Re: [RFC 0/1] add support for reclaiming priorities per mem cgroup

From: Minchan Kim
Date: Wed Mar 22 2017 - 01:21:01 EST


On Wed, Mar 22, 2017 at 01:41:17PM +0900, Minchan Kim wrote:
> Hi Tim,
>
> On Tue, Mar 21, 2017 at 10:18:26AM -0700, Tim Murray wrote:
> > On Sun, Mar 19, 2017 at 10:59 PM, Minchan Kim <minchan@xxxxxxxxxx> wrote:
> > > However, I'm not sure your approach is good. It seems your approach just
> > > reclaims pages from groups (DEF_PRIORITY - memcg->priority) >= sc->priority.
> > > IOW, it is based on *temporal* memory pressure fluctuation sc->priority.
> > >
> > > Rather than it, I guess pages to be reclaimed should be distributed by
> > > memcg->priority. Namely, if global memory pressure happens and VM want to
> > > reclaim 100 pages, VM should reclaim 90 pages from memcg-A(priority-10)
> > > and 10 pages from memcg-B(prioirty-90).
> >
> > This is what I debated most while writing this patch.
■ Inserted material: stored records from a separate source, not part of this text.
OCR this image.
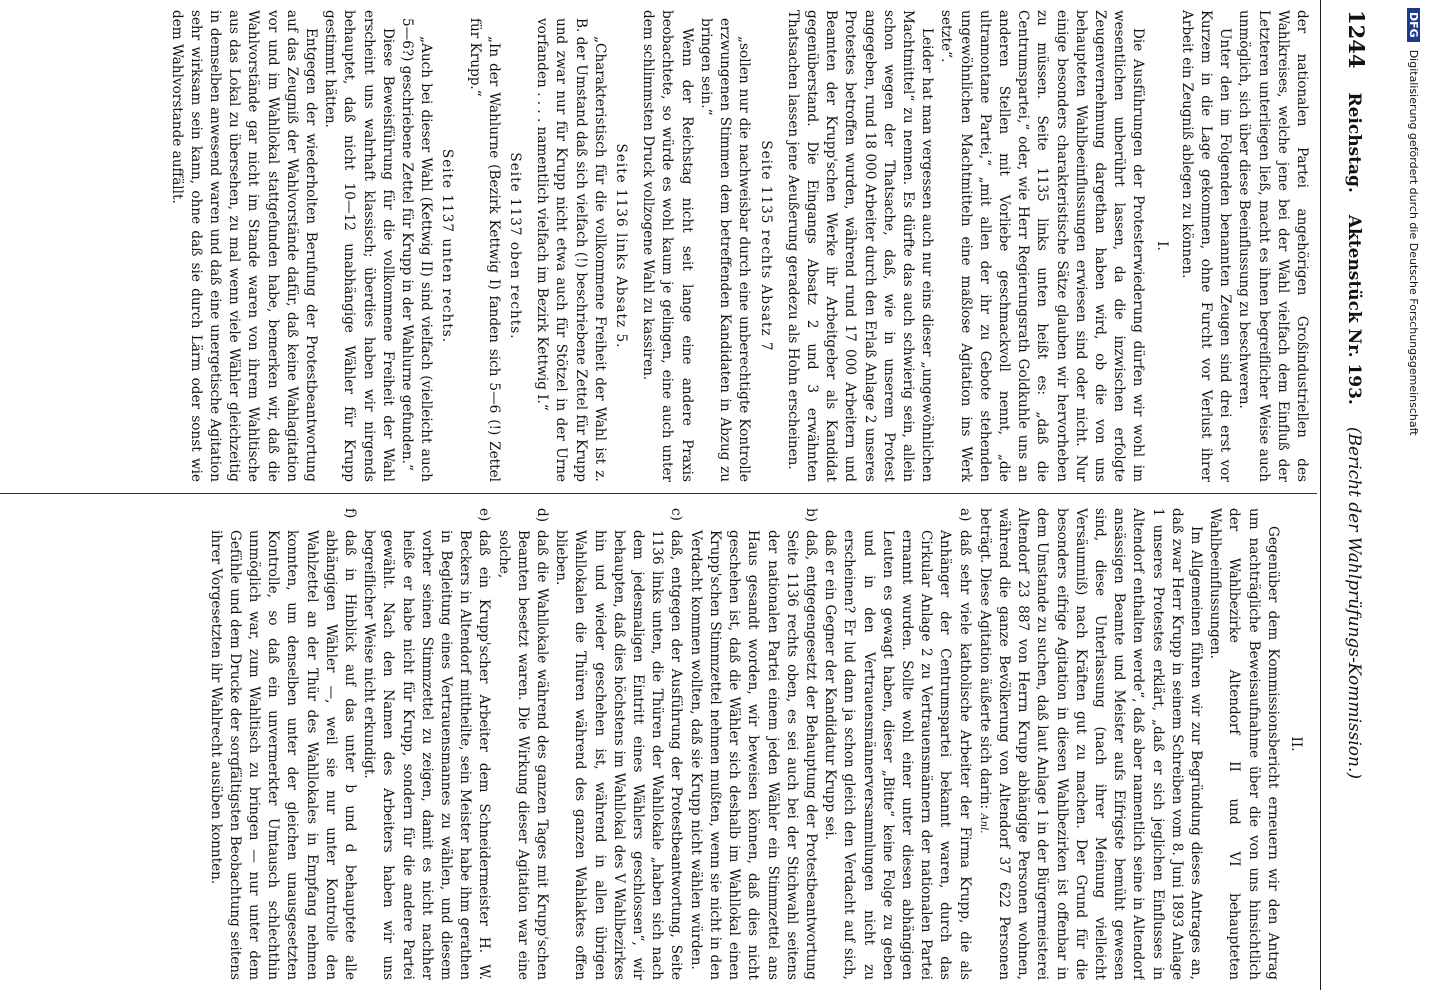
1244
Reichstag.
Aktenstück Nr. 193.
(Bericht der Wahlprüfungs-Kommission.)

der nationalen Partei angehörigen Großindustriellen des Wahlkreises, welche jene bei der Wahl vielfach dem Einfluß der Letzteren unterliegen ließ, macht es ihnen begreiflicher Weise auch unmöglich, sich über diese Beeinflussung zu beschweren.

Unter den im Folgenden benannten Zeugen sind drei erst vor Kurzem in die Lage gekommen, ohne Furcht vor Verlust ihrer Arbeit ein Zeugniß ablegen zu können.

I.

Die Ausführungen der Protesterwiederung dürfen wir wohl im wesentlichen unberührt lassen, da die inzwischen erfolgte Zeugenvernehmung dargethan haben wird, ob die von uns behaupteten Wahlbeeinflussungen erwiesen sind oder nicht. Nur einige besonders charakteristische Sätze glauben wir hervorheben zu müssen. Seite 1135 links unten heißt es: „daß die Centrumspartei,“ oder, wie Herr Regierungsrath Goldkuhle uns an anderen Stellen mit Vorliebe geschmackvoll nennt, „die ultramontane Partei,“ „mit allen der ihr zu Gebote stehenden ungewöhnlichen Machtmitteln eine maßlose Agitation ins Werk setzte“.

Leider hat man vergessen auch nur eins dieser „ungewöhnlichen Machtmittel“ zu nennen. Es dürfte das auch schwierig sein, allein schon wegen der Thatsache, daß, wie in unserem Protest angegeben, rund 18 000 Arbeiter durch den Erlaß Anlage 2 unseres Protestes betroffen wurden, während rund 17 000 Arbeitern und Beamten der Krupp'schen Werke ihr Arbeitgeber als Kandidat gegenüberstand. Die Eingangs Absatz 2 und 3 erwähnten Thatsachen lassen jene Aeußerung geradezu als Hohn erscheinen.

Seite 1135 rechts Absatz 7

„sollen nur die nachweisbar durch eine unberechtigte Kontrolle erzwungenen Stimmen dem betreffenden Kandidaten in Abzug zu bringen sein.“

Wenn der Reichstag nicht seit lange eine andere Praxis beobachtete, so würde es wohl kaum je gelingen, eine auch unter dem schlimmsten Druck vollzogene Wahl zu kassiren.

Seite 1136 links Absatz 5.

„Charakteristisch für die vollkommene Freiheit der Wahl ist z. B. der Umstand daß sich vielfach (!) beschriebene Zettel für Krupp und zwar nur für Krupp nicht etwa auch für Stötzel in der Urne vorfanden . . . . namentlich vielfach im Bezirk Kettwig I.“

Seite 1137 oben rechts.

„In der Wahlurne (Bezirk Kettwig I) fanden sich 5—6 (!) Zettel für Krupp.“

Seite 1137 unten rechts.

„Auch bei dieser Wahl (Kettwig II) sind vielfach (vielleicht auch 5—6?) geschriebene Zettel für Krupp in der Wahlurne gefunden.“

Diese Beweisführung für die vollkommene Freiheit der Wahl erscheint uns wahrhaft klassisch; überdies haben wir nirgends behauptet, daß nicht 10—12 unabhängige Wähler für Krupp gestimmt hätten.

Entgegen der wiederholten Berufung der Protestbeantwortung auf das Zeugniß der Wahlvorstände dafür, daß keine Wahlagitation vor und im Wahllokal stattgefunden habe, bemerken wir, daß die Wahlvorstände gar nicht im Stande waren von ihrem Wahltische aus das Lokal zu übersehen, zu mal wenn viele Wähler gleichzeitig in demselben anwesend waren und daß eine unergetische Agitation sehr wirksam sein kann, ohne daß sie durch Lärm oder sonst wie dem Wahlvorstande auffällt.

II.

Gegenüber dem Kommissionsbericht erneuern wir den Antrag um nachträgliche Beweisaufnahme über die von uns hinsichtlich der Wahlbezirke Altendorf II und VI behaupteten Wahlbeeinflussungen.

Im Allgemeinen führen wir zur Begründung dieses Antrages an, daß zwar Herr Krupp in seinem Schreiben vom 8. Juni 1893 Anlage 1 unseres Protestes erklärt, „daß er sich jeglichen Einflusses in Altendorf enthalten werde“, daß aber namentlich seine in Altendorf ansässigen Beamte und Meister aufs Eifrigste bemüht gewesen sind, diese Unterlassung (nach ihrer Meinung vielleicht Versäumniß) nach Kräften gut zu machen. Der Grund für die besonders eifrige Agitation in diesen Wahlbezirken ist offenbar in dem Umstande zu suchen, daß laut Anlage 1 in der Bürgermeisterei Altendorf 23 887 von Herrn Krupp abhängige Personen wohnen, während die ganze Bevölkerung von Altendorf 37 622 Personen beträgt. Diese Agitation äußerte sich darin: Anl.

a)
daß sehr viele katholische Arbeiter der Firma Krupp, die als Anhänger der Centrumspartei bekannt waren, durch das Cirkular Anlage 2 zu Vertrauensmännern der nationalen Partei ernannt wurden. Sollte wohl einer unter diesen abhängigen Leuten es gewagt haben, dieser „Bitte“ keine Folge zu geben und in den Vertrauensmännerversammlungen nicht zu erscheinen? Er lud dann ja schon gleich den Verdacht auf sich, daß er ein Gegner der Kandidatur Krupp sei.
b)
daß, entgegengesetzt der Behauptung der Protestbeantwortung Seite 1136 rechts oben, es sei auch bei der Stichwahl seitens der nationalen Partei einem jeden Wähler ein Stimmzettel ans Haus gesandt worden, wir beweisen können, daß dies nicht geschehen ist, daß die Wähler sich deshalb im Wahllokal einen Krupp'schen Stimmzettel nehmen mußten, wenn sie nicht in den Verdacht kommen wollten, daß sie Krupp nicht wählen würden.
c)
daß, entgegen der Ausführung der Protestbeantwortung, Seite 1136 links unten, die Thüren der Wahllokale „haben sich nach dem jedesmaligen Eintritt eines Wählers geschlossen“, wir behaupten, daß dies höchstens im Wahllokal des V Wahlbezirkes hin und wieder geschehen ist, während in allen übrigen Wahllokalen die Thüren während des ganzen Wahlaktes offen blieben.
d)
daß die Wahllokale während des ganzen Tages mit Krupp'schen Beamten besetzt waren. Die Wirkung dieser Agitation war eine solche,
e)
daß ein Krupp'scher Arbeiter dem Schneidermeister H. W. Beckers in Altendorf mittheilte, sein Meister habe ihm gerathen in Begleitung eines Vertrauensmannes zu wählen, und diesem vorher seinen Stimmzettel zu zeigen, damit es nicht nachher heiße er habe nicht für Krupp, sondern für die andere Partei gewählt. Nach den Namen des Arbeiters haben wir uns begreiflicher Weise nicht erkundigt.
f)
daß in Hinblick auf das unter b und d behauptete alle abhängigen Wähler —, weil sie nur unter Kontrolle den Wahlzettel an der Thür des Wahllokales in Empfang nehmen konnten, um denselben unter der gleichen unausgesetzten Kontrolle, so daß ein unvermerkter Umtausch schlechthin unmöglich war, zum Wahltisch zu bringen — nur unter dem Gefühle und dem Drucke der sorgfältigsten Beobachtung seitens ihrer Vorgesetzten ihr Wahlrecht ausüben konnten.
DFGDigitalisierung gefördert durch die Deutsche Forschungsgemeinschaft
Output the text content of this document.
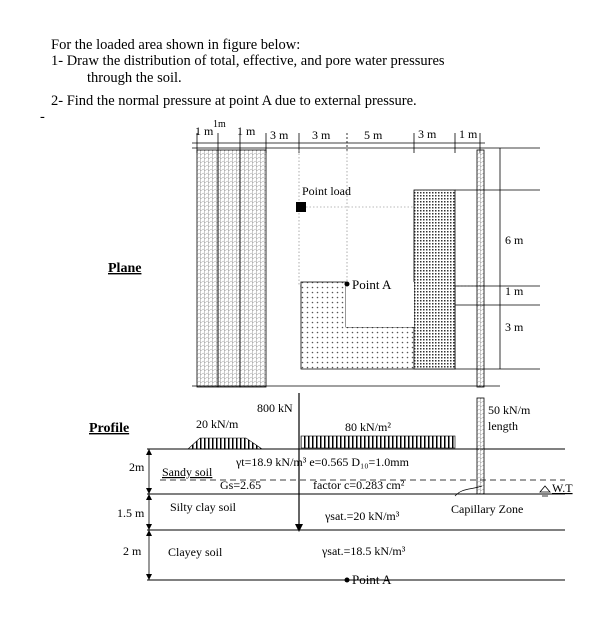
For the loaded area shown in figure below:
1- Draw the distribution of total, effective, and pore water pressures
through the soil.
2- Find the normal pressure at point A due to external pressure.
-
1 m 1m 1 m 3 m 3 m	5 m	3 m 1 m
Point load
Point A
6 m
1 m
3 m
Plane
Profile	20 kN/m
800 kN
80 kN/m²
50 kN/m
length
W.T
Capillary Zone
2m Sandy soil
γt=18.9 kN/m³ e=0.565 D₁₀=1.0mm
Gs=2.65	factor c=0.283 cm²
1.5 m Silty clay soil
γsat.=20 kN/m³
2 m Clayey soil	γsat.=18.5 kN/m³
Point A
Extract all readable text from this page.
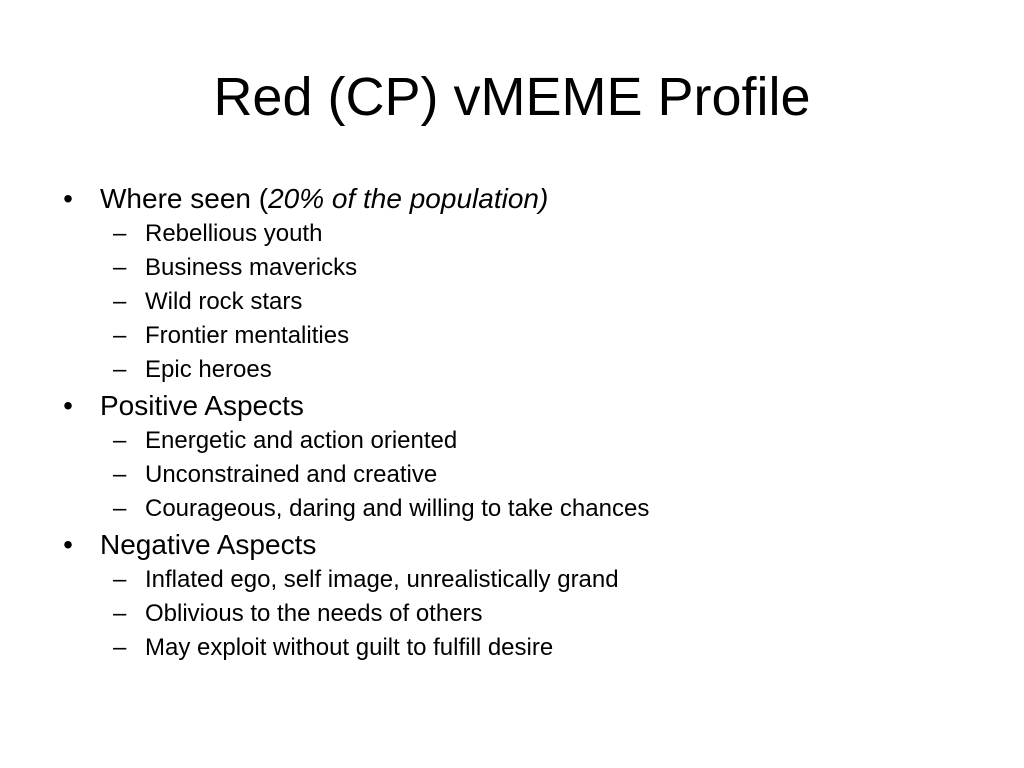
Red (CP) vMEME Profile
• Where seen (20% of the population)
– Rebellious youth
– Business mavericks
– Wild rock stars
– Frontier mentalities
– Epic heroes
• Positive Aspects
– Energetic and action oriented
– Unconstrained and creative
– Courageous, daring and willing to take chances
• Negative Aspects
– Inflated ego, self image, unrealistically grand
– Oblivious to the needs of others
– May exploit without guilt to fulfill desire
If I'm
> > understanding your concern correctly, I think I'm doing more than
> > skipping high-priority cgroups:
>
> Yes, that is my concern. It could give too much pressure lower-priority
> group. You already reduced scanning window for high-priority group so
> I guess it would be enough for working.
>
> The rationale from my thining is high-priority group can have cold pages(
> for instance, used-once pages, madvise_free pages and so on) so, VM should
> age every groups to reclaim cold pages but we can reduce scanning window
> for high-priority group to keep more workingset as you did. By that, we
> already give more pressure to lower priority group than high-prioirty group.
>
> >
> > - If the scan isn't high priority yet, then skip high-priority cgroups.
>
> This part is the one I think it's too much ;-)
> I think no need to skip but just reduce scanning window by the group's
> prioirty.
>
> > - When the scan is high priority, scan fewer pages from
> > higher-priority cgroups (using the priority to modify the shift in
> > get_scan_count).
>
> That sounds lkie a good idea but need to tune more.
>
> How about this?
>
> get_scan_count for memcg-A:
> ..
> size = lruvec_lru_size(lruvec, lru, sc->reclaim_idx) *
> (memcg-A / sum(memcg all priorities))
>
> get_scan_count for memcg-B:
> ..
> size = lruvec_lru_size(lruvec, lru, sc->reclaim_idx) *
> (memcg-B / sum(memcg all priorities))
>

Huh, correction.

size = lruvec_lru_size(lruvec, lru, sc->reclaim_idx);
scan = size >> sc->priority;
scan = scan * (sum(memcg) - memcg A) / sum(memcg);